Some instances of children and violence –well, really, young girls and violence– from the first volume of Kill Bill:
- Black mamba is with child when attacked by Bill and his cohort, and is traumatized (on waking from her coma) to discover her pregnancy has been terminated (though that turns out not to be true.).
- Black mamba kills Copperhead in front of her daughter (aged four). Children’s toys are prominent outside the home. A school bus appears while the two are fighting.
- As a child, Cottonmouth watches her parents being murdered, and (still a child) she kills their murderer, who is a pedophile. (This segment is told in the form of a cartoon/ animation, itself perhaps suggesting childhood.)
- Cottonmouth’s bodyguard is notably young herself, 17 we’re told, and carrying herself still more girlishly — Black Mamba offers her a chance to escape without fighting/ violence. (“Charlie Brown” in these scenes again evokes the cartoon/ the comics.)
- “Silly rabbit, Trix are for kids.” The phrase spoken by both Black Mamba and Cottonmouth suggests childhood/ a shared sense of childhood.
- Black Mamba spares one of the crazy 88’s, who is a young boy. After spanking him with a sword, she sends him home to his mother.

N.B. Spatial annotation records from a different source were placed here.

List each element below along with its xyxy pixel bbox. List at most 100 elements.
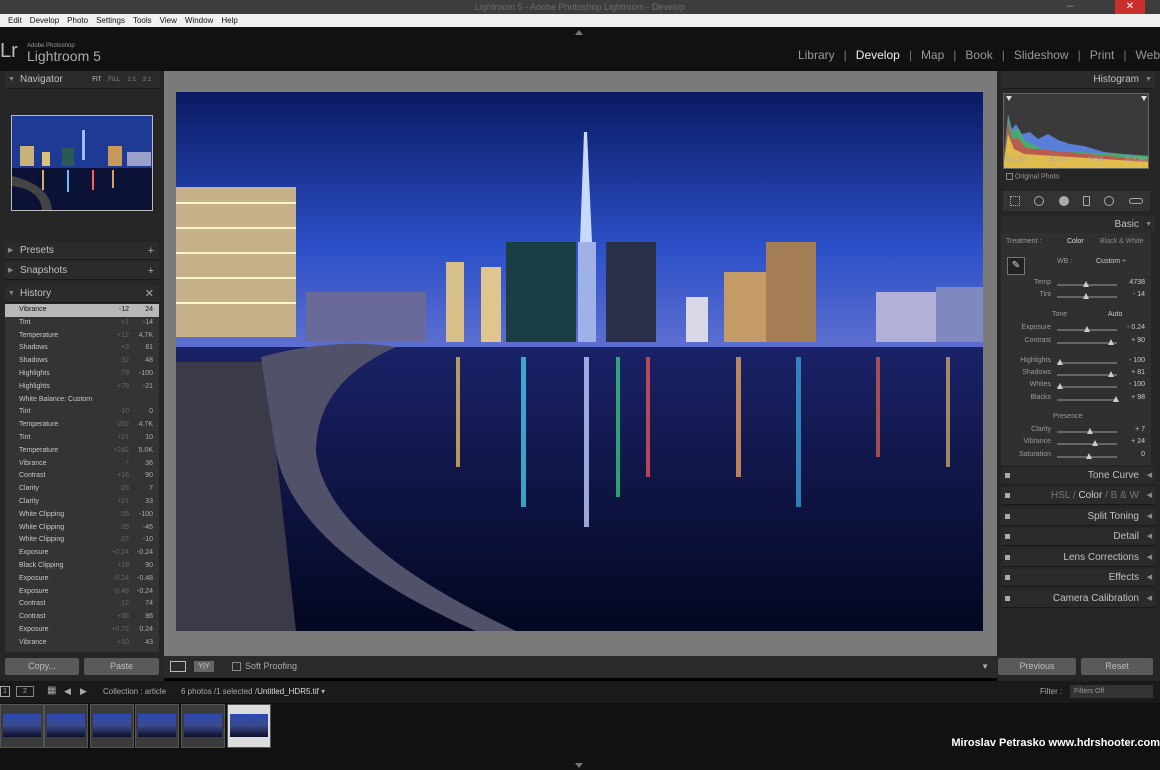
filmstrip-thumb[interactable]	[90, 704, 134, 748]
original-photo-checkbox[interactable]	[1006, 173, 1013, 180]
slider-contrast[interactable]: Contrast + 90	[1001, 337, 1151, 349]
slider-whites[interactable]: Whites - 100	[1001, 381, 1151, 393]
slider-knob[interactable]	[1085, 453, 1092, 459]
module-book[interactable]: Book	[956, 48, 1001, 62]
presets-header[interactable]: ▶ Presets +	[5, 242, 159, 260]
treatment-color[interactable]: Color	[1067, 238, 1084, 245]
loupe-view-icon[interactable]	[170, 661, 186, 672]
tone-curve-header[interactable]: Tone Curve ◀	[1002, 467, 1155, 485]
history-item[interactable]: Clarity -26 7	[5, 483, 159, 496]
split-toning-header[interactable]: Split Toning ◀	[1002, 508, 1155, 526]
slider-knob[interactable]	[1084, 326, 1091, 332]
original-photo-toggle[interactable]: Original Photo	[1006, 173, 1059, 180]
history-item[interactable]: Temperature +12 4.7K	[5, 330, 159, 343]
navigator-preview[interactable]	[11, 115, 153, 211]
filmstrip-thumb-selected[interactable]	[227, 704, 271, 748]
slider-value[interactable]: - 100	[1129, 381, 1145, 388]
paste-button[interactable]: Paste	[84, 658, 159, 675]
add-preset-icon[interactable]: +	[148, 242, 154, 260]
module-print[interactable]: Print	[1081, 48, 1124, 62]
menu-develop[interactable]: Develop	[30, 14, 59, 27]
slider-track[interactable]	[1057, 443, 1117, 445]
zoom-3-1[interactable]: 3:1	[143, 71, 151, 89]
slider-clarity[interactable]: Clarity + 7	[1001, 426, 1151, 438]
filmstrip-thumb[interactable]	[0, 704, 44, 748]
history-item[interactable]: Highlights +79 -21	[5, 381, 159, 394]
module-develop[interactable]: Develop	[847, 48, 909, 62]
menu-view[interactable]: View	[160, 14, 177, 27]
slider-tint[interactable]: Tint - 14	[1001, 291, 1151, 303]
history-item[interactable]: Clarity +21 33	[5, 496, 159, 509]
selected-filename[interactable]: Untitled_HDR5.tif	[257, 687, 319, 696]
filmstrip-thumb[interactable]	[135, 704, 179, 748]
zoom-fit[interactable]: FIT	[92, 71, 101, 89]
module-web[interactable]: Web	[1127, 48, 1160, 62]
bw-tab[interactable]: B & W	[1111, 490, 1139, 501]
filmstrip-thumb[interactable]	[181, 704, 225, 748]
hsl-header[interactable]: HSL / Color / B & W ◀	[1002, 487, 1155, 505]
slider-value[interactable]: + 7	[1135, 426, 1145, 433]
history-item[interactable]: Vibrance -7 36	[5, 458, 159, 471]
history-item[interactable]: Black Clipping +19 90	[5, 560, 159, 573]
treatment-bw[interactable]: Black & White	[1100, 238, 1144, 245]
menu-window[interactable]: Window	[185, 14, 213, 27]
filter-select[interactable]: Filters Off	[1070, 685, 1153, 698]
module-map[interactable]: Map	[912, 48, 953, 62]
menu-tools[interactable]: Tools	[133, 14, 152, 27]
history-item[interactable]: Highlights -79 -100	[5, 368, 159, 381]
history-item[interactable]: Contrast -12 74	[5, 598, 159, 611]
history-item[interactable]: Contrast +36 86	[5, 611, 159, 624]
grid-view-icon[interactable]: ▦	[47, 685, 56, 696]
spot-removal-icon[interactable]	[1034, 196, 1045, 206]
wb-select[interactable]: Custom ÷	[1096, 258, 1126, 265]
color-tab[interactable]: Color	[1078, 490, 1102, 501]
panel-toggle-icon[interactable]	[1005, 493, 1010, 498]
history-item[interactable]: Vibrance -12 24	[5, 304, 159, 317]
history-item[interactable]: White Clipping -55 -100	[5, 509, 159, 522]
slider-knob[interactable]	[1057, 359, 1063, 365]
lens-corrections-header[interactable]: Lens Corrections ◀	[1002, 549, 1155, 567]
history-item[interactable]: White Clipping -35 -45	[5, 522, 159, 535]
slider-value[interactable]: - 100	[1129, 357, 1145, 364]
module-library[interactable]: Library	[789, 48, 844, 62]
slider-knob[interactable]	[1057, 383, 1063, 389]
white-balance-eyedropper-icon[interactable]: ✎	[1007, 257, 1025, 275]
before-after-icon[interactable]: Y|Y	[194, 661, 214, 672]
toolbar-menu-icon[interactable]: ▼	[981, 662, 989, 671]
slider-knob[interactable]	[1082, 293, 1089, 299]
panel-toggle-icon[interactable]	[1005, 534, 1010, 539]
red-eye-icon[interactable]	[1058, 196, 1069, 206]
slider-value[interactable]: - 14	[1133, 291, 1145, 298]
history-item[interactable]: Tint +21 10	[5, 432, 159, 445]
history-item[interactable]: Exposure +0.72 0.24	[5, 624, 159, 637]
graduated-filter-icon[interactable]	[1083, 196, 1091, 206]
slider-value[interactable]: + 90	[1131, 337, 1145, 344]
hsl-tab[interactable]: HSL	[1051, 490, 1070, 501]
module-slideshow[interactable]: Slideshow	[1005, 48, 1078, 62]
detail-header[interactable]: Detail ◀	[1002, 528, 1155, 546]
slider-value[interactable]: + 98	[1131, 394, 1145, 401]
forward-arrow-icon[interactable]: ▶	[80, 686, 87, 697]
panel-toggle-icon[interactable]	[1005, 473, 1010, 478]
history-item[interactable]: Exposure -0.24 -0.48	[5, 573, 159, 586]
slider-value[interactable]: + 81	[1131, 369, 1145, 376]
add-snapshot-icon[interactable]: +	[148, 262, 154, 280]
clear-history-icon[interactable]: ✕	[145, 285, 154, 303]
history-item[interactable]: White Clipping -27 -10	[5, 534, 159, 547]
menu-settings[interactable]: Settings	[96, 14, 125, 27]
history-item[interactable]: Contrast +16 90	[5, 470, 159, 483]
adjustment-brush-icon[interactable]	[1128, 198, 1143, 204]
collapse-top-panel-icon[interactable]	[575, 30, 583, 35]
history-item[interactable]: Exposure -0.48 -0.24	[5, 586, 159, 599]
main-photo[interactable]	[176, 92, 983, 631]
panel-toggle-icon[interactable]	[1005, 514, 1010, 519]
panel-toggle-icon[interactable]	[1005, 575, 1010, 580]
menu-help[interactable]: Help	[221, 14, 237, 27]
copy-button[interactable]: Copy...	[5, 658, 79, 675]
filmstrip-thumb[interactable]	[44, 704, 88, 748]
slider-track[interactable]	[1057, 362, 1117, 364]
slider-knob[interactable]	[1082, 281, 1089, 287]
navigator-header[interactable]: ▼ Navigator FIT FILL 1:1 3:1	[5, 71, 159, 89]
history-item[interactable]: Exposure +0.24 -0.24	[5, 547, 159, 560]
panel-toggle-icon[interactable]	[1005, 555, 1010, 560]
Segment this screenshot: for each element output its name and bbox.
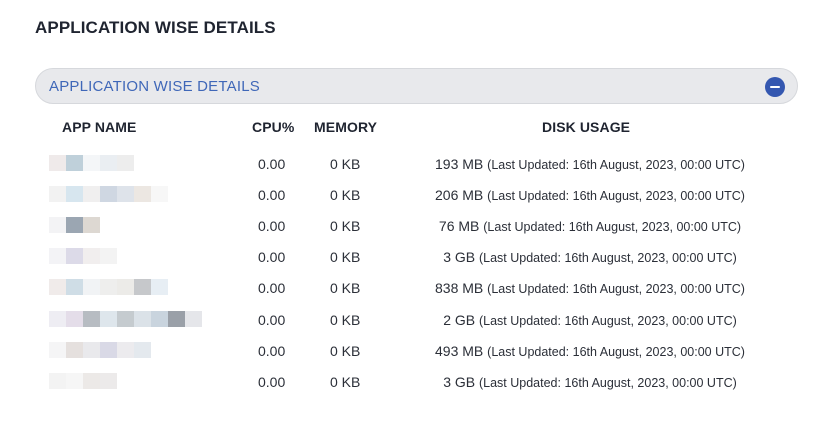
redacted-app-name	[49, 242, 117, 270]
disk-usage-value: 3 GB (Last Updated: 16th August, 2023, 0…	[443, 249, 737, 265]
cpu-value: 0.00	[258, 280, 286, 296]
disk-usage-value: 206 MB (Last Updated: 16th August, 2023,…	[435, 187, 745, 203]
table-row: 0.00 0 KB 76 MB (Last Updated: 16th Augu…	[35, 211, 798, 242]
cpu-value: 0.00	[258, 156, 286, 172]
cpu-value: 0.00	[258, 374, 286, 390]
table-row: 0.00 0 KB 3 GB (Last Updated: 16th Augus…	[35, 242, 798, 273]
column-header-memory: MEMORY	[314, 119, 378, 135]
redacted-app-name	[49, 180, 168, 208]
redacted-app-name	[49, 149, 134, 177]
accordion-title[interactable]: APPLICATION WISE DETAILS	[49, 78, 260, 95]
table-row: 0.00 0 KB 206 MB (Last Updated: 16th Aug…	[35, 180, 798, 211]
memory-value: 0 KB	[330, 312, 361, 328]
table-row: 0.00 0 KB 3 GB (Last Updated: 16th Augus…	[35, 367, 798, 398]
disk-usage-value: 76 MB (Last Updated: 16th August, 2023, …	[438, 218, 742, 234]
disk-usage-value: 493 MB (Last Updated: 16th August, 2023,…	[435, 343, 745, 359]
table-row: 0.00 0 KB 838 MB (Last Updated: 16th Aug…	[35, 273, 798, 304]
collapse-button[interactable]	[765, 77, 785, 97]
redacted-app-name	[49, 305, 202, 333]
column-header-cpu: CPU%	[252, 119, 295, 135]
memory-value: 0 KB	[330, 156, 361, 172]
memory-value: 0 KB	[330, 249, 361, 265]
redacted-app-name	[49, 367, 117, 395]
table-row: 0.00 0 KB 493 MB (Last Updated: 16th Aug…	[35, 336, 798, 367]
table-row: 0.00 0 KB 193 MB (Last Updated: 16th Aug…	[35, 149, 798, 180]
memory-value: 0 KB	[330, 374, 361, 390]
cpu-value: 0.00	[258, 343, 286, 359]
page-title: APPLICATION WISE DETAILS	[35, 18, 276, 37]
cpu-value: 0.00	[258, 312, 286, 328]
disk-usage-value: 838 MB (Last Updated: 16th August, 2023,…	[435, 280, 745, 296]
redacted-app-name	[49, 336, 151, 364]
disk-usage-value: 3 GB (Last Updated: 16th August, 2023, 0…	[443, 374, 737, 390]
memory-value: 0 KB	[330, 343, 361, 359]
column-header-disk-usage: DISK USAGE	[542, 119, 631, 135]
column-header-app-name: APP NAME	[62, 119, 137, 135]
memory-value: 0 KB	[330, 187, 361, 203]
table-row: 0.00 0 KB 2 GB (Last Updated: 16th Augus…	[35, 305, 798, 336]
cpu-value: 0.00	[258, 218, 286, 234]
accordion-header[interactable]: APPLICATION WISE DETAILS	[35, 68, 798, 104]
cpu-value: 0.00	[258, 187, 286, 203]
disk-usage-value: 2 GB (Last Updated: 16th August, 2023, 0…	[443, 312, 737, 328]
redacted-app-name	[49, 273, 168, 301]
memory-value: 0 KB	[330, 280, 361, 296]
disk-usage-value: 193 MB (Last Updated: 16th August, 2023,…	[435, 156, 745, 172]
page: APPLICATION WISE DETAILS APPLICATION WIS…	[0, 0, 839, 440]
cpu-value: 0.00	[258, 249, 286, 265]
redacted-app-name	[49, 211, 100, 239]
memory-value: 0 KB	[330, 218, 361, 234]
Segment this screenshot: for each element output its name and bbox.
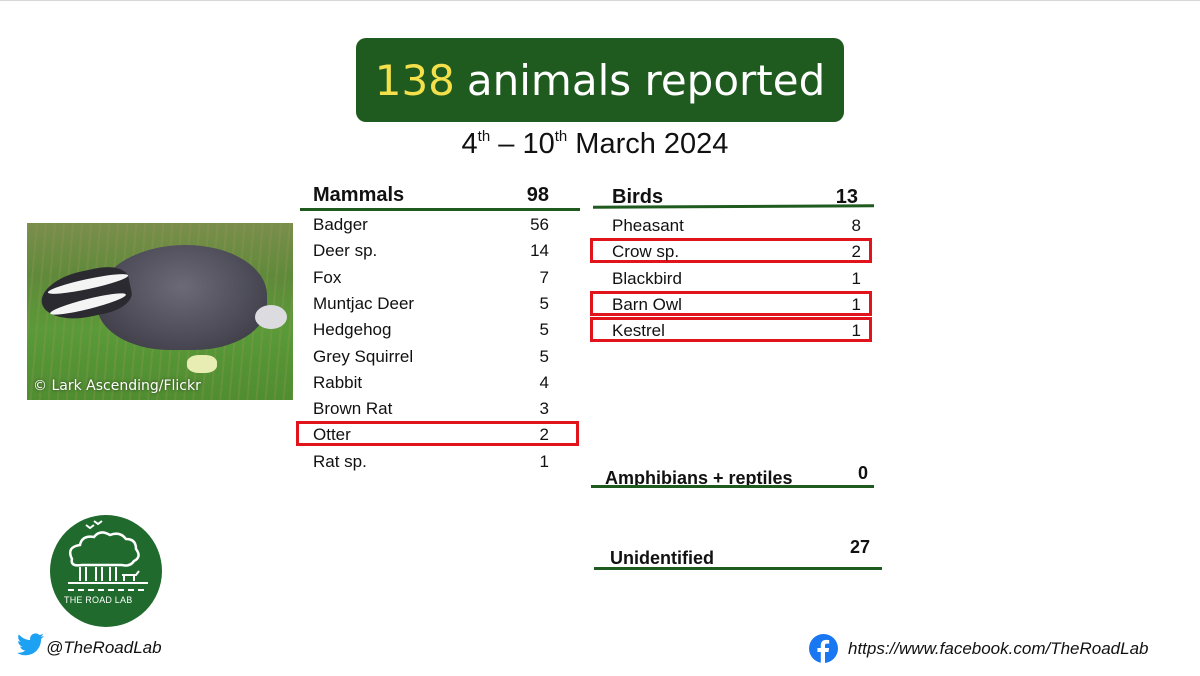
species-count: 1 [851, 268, 861, 288]
amphibians-total: 0 [857, 463, 868, 483]
badger-photo: © Lark Ascending/Flickr [27, 223, 293, 400]
date-range: 4th – 10th March 2024 [0, 128, 1200, 161]
species-name: Fox [313, 267, 342, 287]
species-count: 7 [539, 267, 549, 287]
mammals-header: Mammals [313, 184, 405, 206]
trees-road-icon [68, 520, 148, 591]
species-count: 8 [851, 216, 861, 235]
leaf [187, 355, 217, 373]
amphibians-underline [591, 485, 874, 488]
species-name: Otter [313, 425, 351, 445]
unidentified-total: 27 [849, 537, 870, 557]
end-day: 10 [522, 128, 555, 160]
species-count: 1 [851, 321, 861, 341]
species-count: 5 [539, 346, 549, 366]
species-name: Grey Squirrel [313, 346, 414, 366]
species-count: 3 [539, 399, 549, 419]
mammals-underline [300, 208, 580, 211]
species-count: 1 [539, 451, 549, 471]
species-count: 5 [539, 320, 549, 340]
species-name: Blackbird [612, 268, 682, 288]
start-day: 4 [461, 128, 478, 160]
total-count: 138 [374, 55, 455, 105]
species-name: Deer sp. [313, 241, 378, 261]
start-suffix: th [477, 128, 491, 145]
twitter-bird-icon [17, 633, 45, 662]
species-name: Badger [313, 215, 368, 234]
title-banner: 138 animals reported [356, 38, 844, 122]
end-suffix: th [554, 128, 568, 145]
species-count: 2 [851, 242, 861, 262]
mammals-total: 98 [526, 184, 549, 206]
species-name: Rabbit [313, 372, 363, 392]
photo-credit: © Lark Ascending/Flickr [33, 378, 201, 394]
species-name: Kestrel [612, 321, 665, 341]
title-text: animals reported [466, 55, 826, 105]
logo-caption: THE ROAD LAB [64, 595, 133, 605]
species-name: Hedgehog [313, 320, 392, 340]
species-name: Barn Owl [612, 294, 682, 314]
road-lab-logo: THE ROAD LAB [50, 515, 162, 627]
species-count: 2 [539, 425, 549, 445]
badger-tail [255, 305, 287, 329]
facebook-url[interactable]: https://www.facebook.com/TheRoadLab [848, 639, 1149, 659]
species-count: 1 [851, 294, 861, 314]
unidentified-underline [594, 567, 882, 570]
species-count: 5 [539, 293, 549, 313]
date-dash: – [498, 128, 515, 160]
species-name: Rat sp. [313, 451, 367, 471]
species-name: Muntjac Deer [313, 293, 415, 313]
species-name: Crow sp. [612, 242, 680, 262]
species-count: 14 [530, 241, 549, 261]
species-count: 56 [530, 215, 549, 234]
species-name: Brown Rat [313, 399, 393, 419]
species-name: Pheasant [612, 216, 684, 235]
species-count: 4 [539, 372, 549, 392]
twitter-handle[interactable]: @TheRoadLab [46, 638, 162, 658]
facebook-icon [809, 634, 838, 663]
month-year: March 2024 [575, 128, 729, 160]
top-border [0, 0, 1200, 1]
unidentified-label: Unidentified [610, 548, 714, 568]
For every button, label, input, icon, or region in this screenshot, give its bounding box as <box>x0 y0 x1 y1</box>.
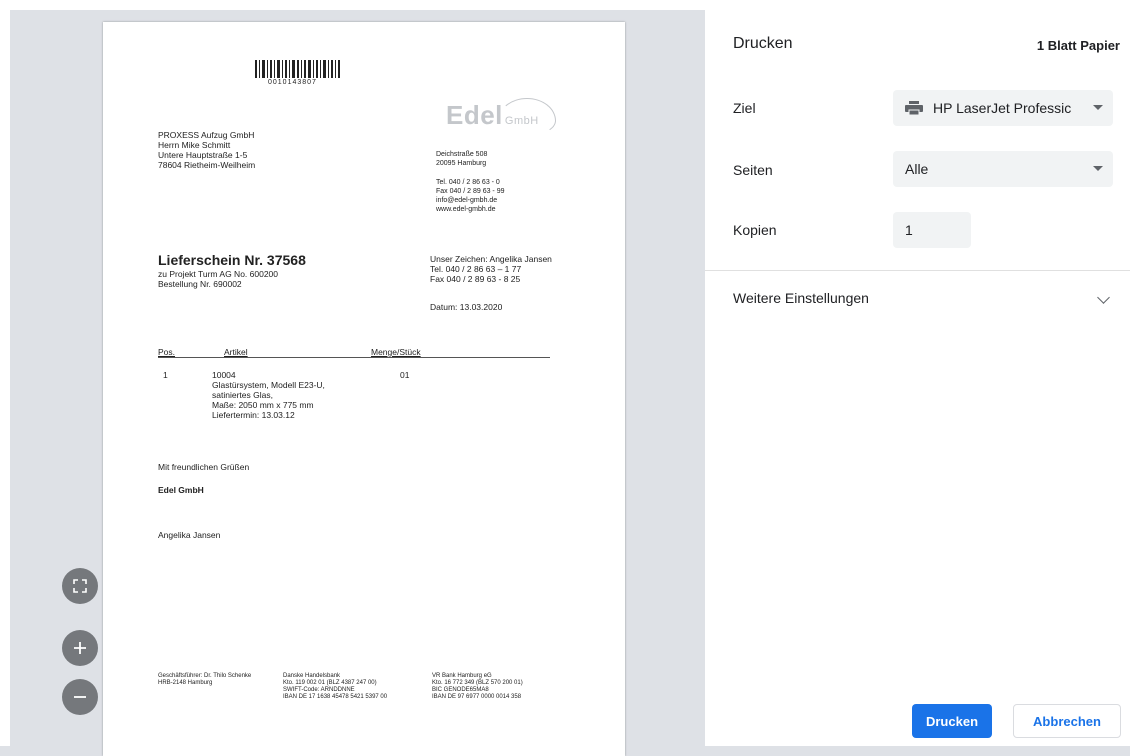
divider <box>705 270 1130 271</box>
document-subtitle: zu Projekt Turm AG No. 600200 Bestellung … <box>158 269 279 289</box>
chevron-down-icon <box>1093 166 1103 171</box>
company-signature: Edel GmbH <box>158 485 204 495</box>
copies-input[interactable]: 1 <box>893 212 971 248</box>
zoom-in-button[interactable] <box>62 630 98 666</box>
copies-value: 1 <box>905 222 913 238</box>
more-settings-toggle[interactable]: Weitere Einstellungen <box>733 290 869 306</box>
footer-bank1: Danske Handelsbank Kto. 119 002 01 (BLZ 4… <box>283 673 388 700</box>
recipient-address: PROXESS Aufzug GmbH Herrn Mike Schmitt Unt… <box>158 130 256 170</box>
sender-contact: Tel. 040 / 2 86 63 - 0 Fax 040 / 2 89 63 … <box>436 179 505 213</box>
footer-management: Geschäftsführer: Dr. Thilo Schenke HRB-21… <box>158 673 252 686</box>
pages-value: Alle <box>905 161 929 177</box>
table-header: Pos. Artikel Menge/Stück <box>158 347 550 358</box>
document-date: Datum: 13.03.2020 <box>430 302 503 312</box>
table-header-article: Artikel <box>224 347 248 357</box>
print-preview-area: 0010143807 Edel GmbH PROXESS Aufzug GmbH H… <box>0 0 705 756</box>
item-quantity: 01 <box>400 370 410 380</box>
logo-swoosh <box>498 98 556 136</box>
sender-address: Deichstraße 508 20095 Hamburg <box>436 151 488 167</box>
item-pos: 1 <box>163 370 168 380</box>
fit-to-page-button[interactable] <box>62 568 98 604</box>
destination-label: Ziel <box>733 100 756 116</box>
destination-value: HP LaserJet Professic <box>933 100 1072 116</box>
document-title: Lieferschein Nr. 37568 <box>158 252 306 268</box>
table-header-pos: Pos. <box>158 347 176 357</box>
zoom-out-button[interactable] <box>62 679 98 715</box>
sheet-count: 1 Blatt Papier <box>1036 38 1120 53</box>
reference-block: Unser Zeichen: Angelika Jansen Tel. 040 /… <box>430 254 552 284</box>
fit-to-page-icon <box>73 579 87 593</box>
copies-label: Kopien <box>733 222 777 238</box>
zoom-in-icon <box>74 642 86 654</box>
greeting: Mit freundlichen Grüßen <box>158 462 250 472</box>
dialog-title: Drucken <box>733 35 793 52</box>
destination-select[interactable]: HP LaserJet Professic <box>893 90 1113 126</box>
print-button[interactable]: Drucken <box>912 704 992 738</box>
print-settings-panel: Drucken 1 Blatt Papier Ziel HP LaserJet … <box>705 0 1130 746</box>
chevron-down-icon[interactable] <box>1097 291 1110 304</box>
pages-select[interactable]: Alle <box>893 151 1113 187</box>
signatory: Angelika Jansen <box>158 530 221 540</box>
chevron-down-icon <box>1093 105 1103 110</box>
zoom-out-icon <box>74 696 86 698</box>
footer-bank2: VR Bank Hamburg eG Kto. 16 772 349 (BLZ 5… <box>432 673 523 700</box>
cancel-button[interactable]: Abbrechen <box>1013 704 1121 738</box>
item-description: 10004 Glastürsystem, Modell E23-U, satinie… <box>212 370 325 420</box>
pages-label: Seiten <box>733 162 773 178</box>
table-header-qty: Menge/Stück <box>371 347 421 357</box>
printer-icon <box>905 101 923 115</box>
preview-page: 0010143807 Edel GmbH PROXESS Aufzug GmbH H… <box>103 22 625 756</box>
barcode-number: 0010143807 <box>268 79 317 86</box>
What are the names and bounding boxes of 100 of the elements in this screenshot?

Although the theme is mainly absent from Kill Bill’s 2nd volume, it reappears in the final chapter when The Bride and B.B engage in a mock gun battle and later watch Shogun Assassin. A distinction might be made (as Tarrentino himself appears to do in this youtube) between BB’s engagement with portrayals of violence, “fake violence”, and the girls of Volume 1, who have dealt with the real thing.